In theorie zouden we alle elementen die de efficiëntie van een regionalisering bepalen deelbevoegdheid per deelbevoegdheid kunnen proberen uitwerken en afwegen tegen elkaar. Deze pogingen zullen echter altijd falen aangezien de precieze impact van alle parameters op voorhand niet gekend is. Het is niet voor niets zo dat alle federale staten een eigen evenwicht zoeken tussen de bevoegdheden van de centrale overheid en die van de deelstaten. Dé objectief beste federale staat bestaat niet en het is duidelijk dat er meer dan één optie is om de heilige graal van een performantere staatsstructuur te bereiken.
Efficiëntie als enige criterium voor een volgende staatshervorming is een totale fictie. Een performantere en rechtvaardigere staatsstructuur kan een doel zijn dat perfect legitiem is om na te streven. Het kan een parameter zijn die prominent aanwezig is in de denkoefening. Maar ook een ‘efficiëntere staat’, zoals menig politicus bepleit dezer dagen, zal een gevolg zijn van ideologische keuzes. Er bestaat namelijk niet zoiets als een objectieve staatshervorming die volledig rationeel op pure efficiëntie gericht is.
De essentie van het debat over hoe we onze staat wensen in te richten ís namelijk ideologisch. De manier waarop men iets efficiënter maakt, is onlosmakelijk verbonden met de vraag met welke gemeenschap men zich identificeert. Efficiëntie is een hol begrip waar iedereen graag zijn eigen invulling aan geeft en dat handig de politieke keuzes achter een staatshervorming wegpoetst. Daarom hoort het efficiëntieargument thuis in het rijtje politieke containerbegrippen die doen alsof ze apolitiek en louter een kwestie van gezond verstand zijn, genre ‘goed bestuur’ en ‘rechtvaardige belastingen’.

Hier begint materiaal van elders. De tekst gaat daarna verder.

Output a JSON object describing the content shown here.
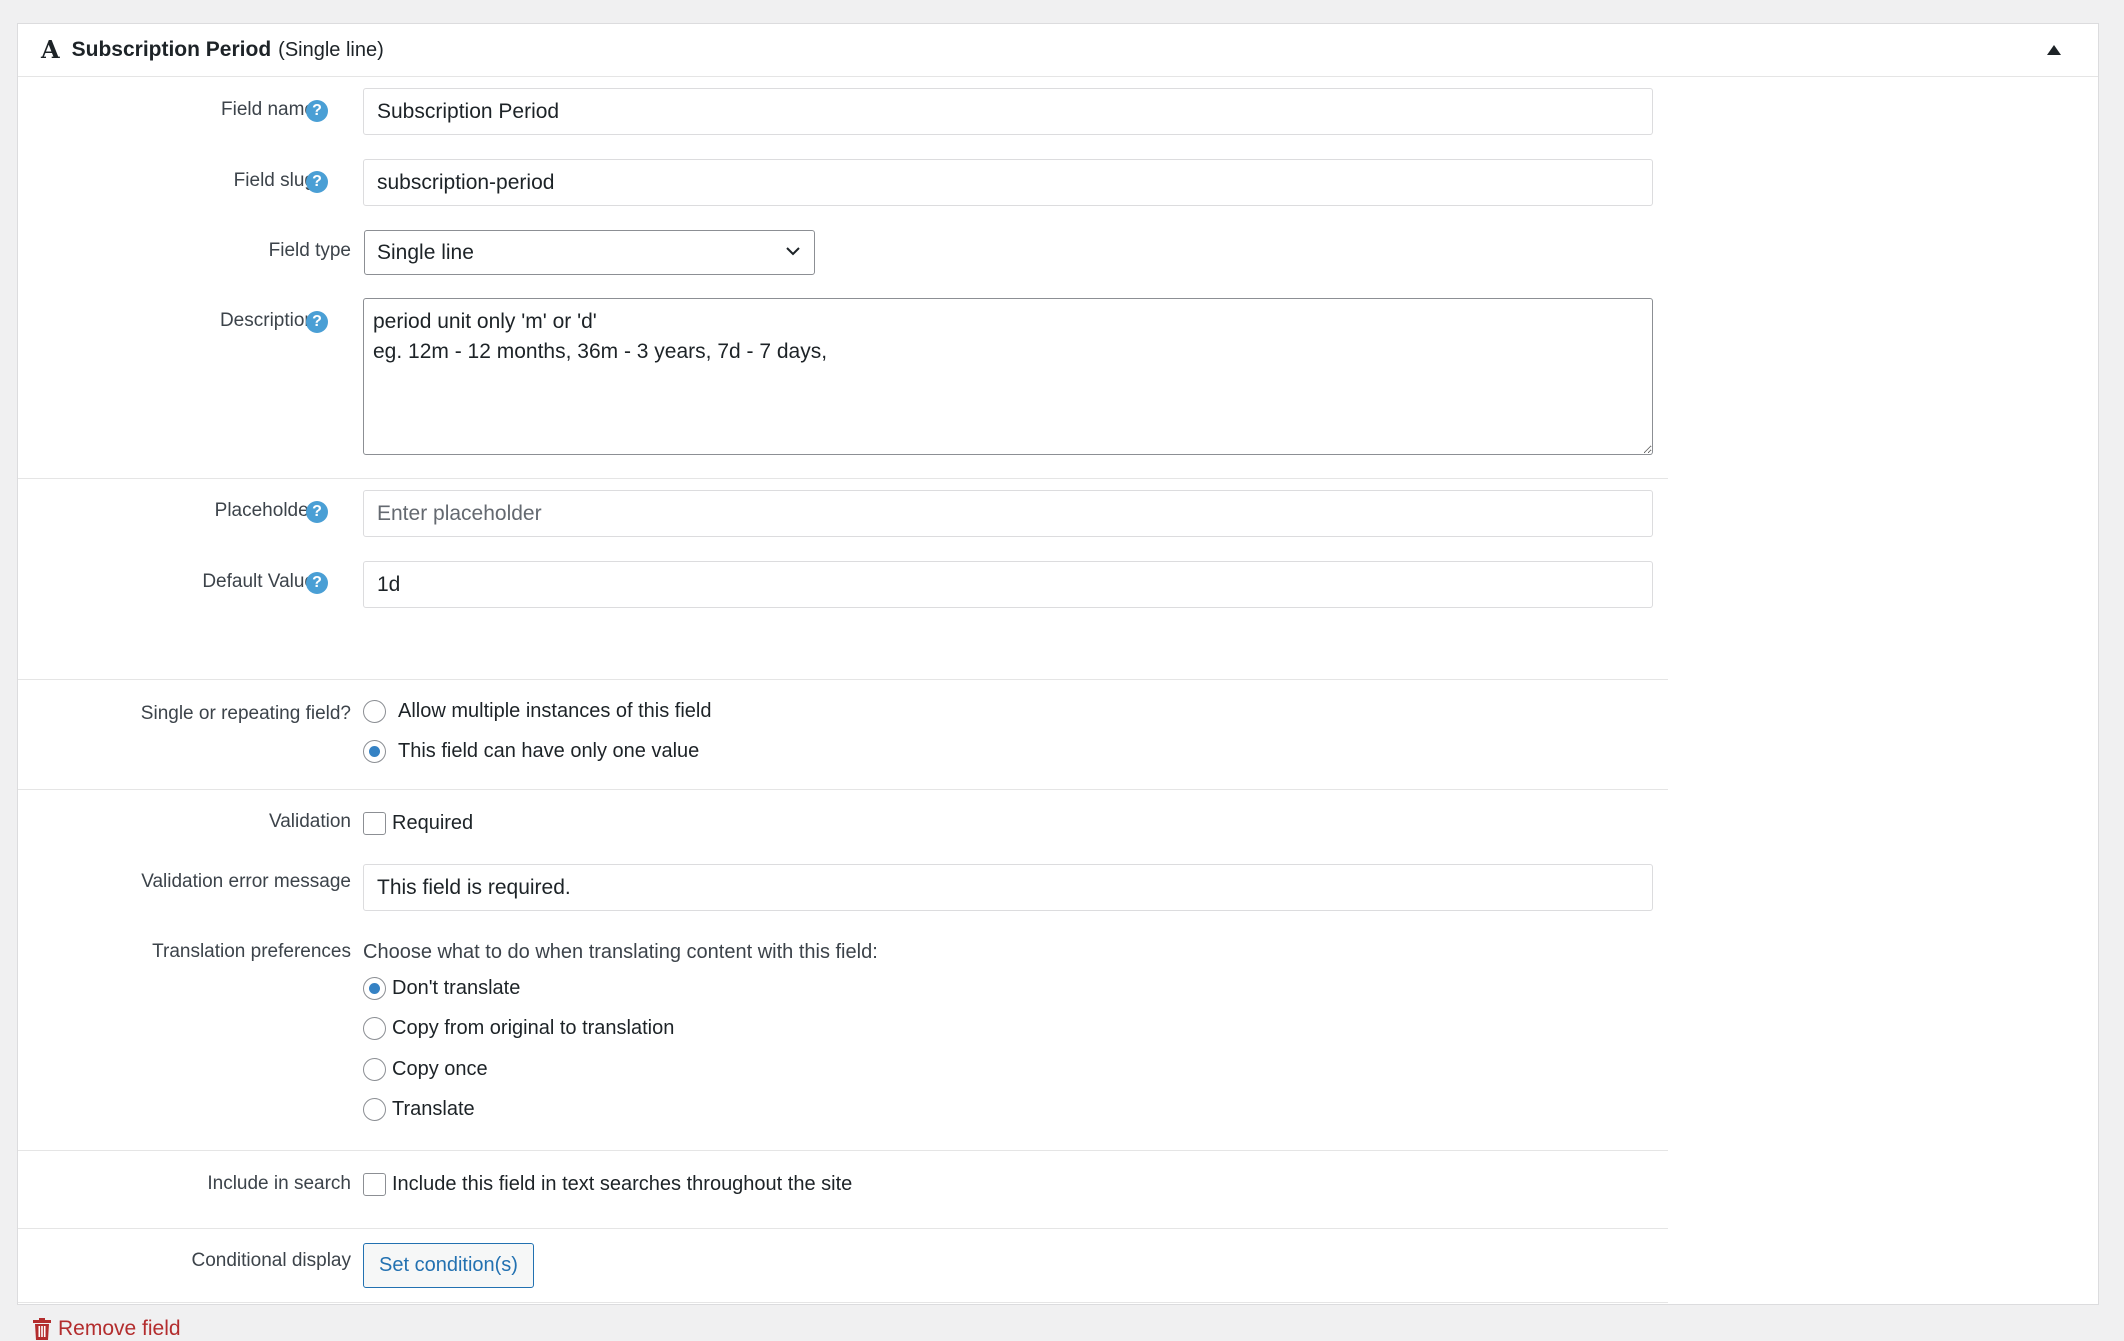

Het debat over de staatshervorming wordt pas echt interessant als diezelfde politici een invulling geven aan hun ‘efficiënte overheid’. Dat antwoord zal ideologische keuzes blootleggen die de essentie van dit debat uitmaken. Zolang ze echter blijven schermen met holle begrippen zullen hun ballonnetjes over de volgende staatshervorming dezelfde eigenschap hebben als een heldere sterrenhemel: je ziet er in wat je er wil in zien.
Quinten Jacobs en Victor Wouters zijn studenten Rechten aan de KU Leuven.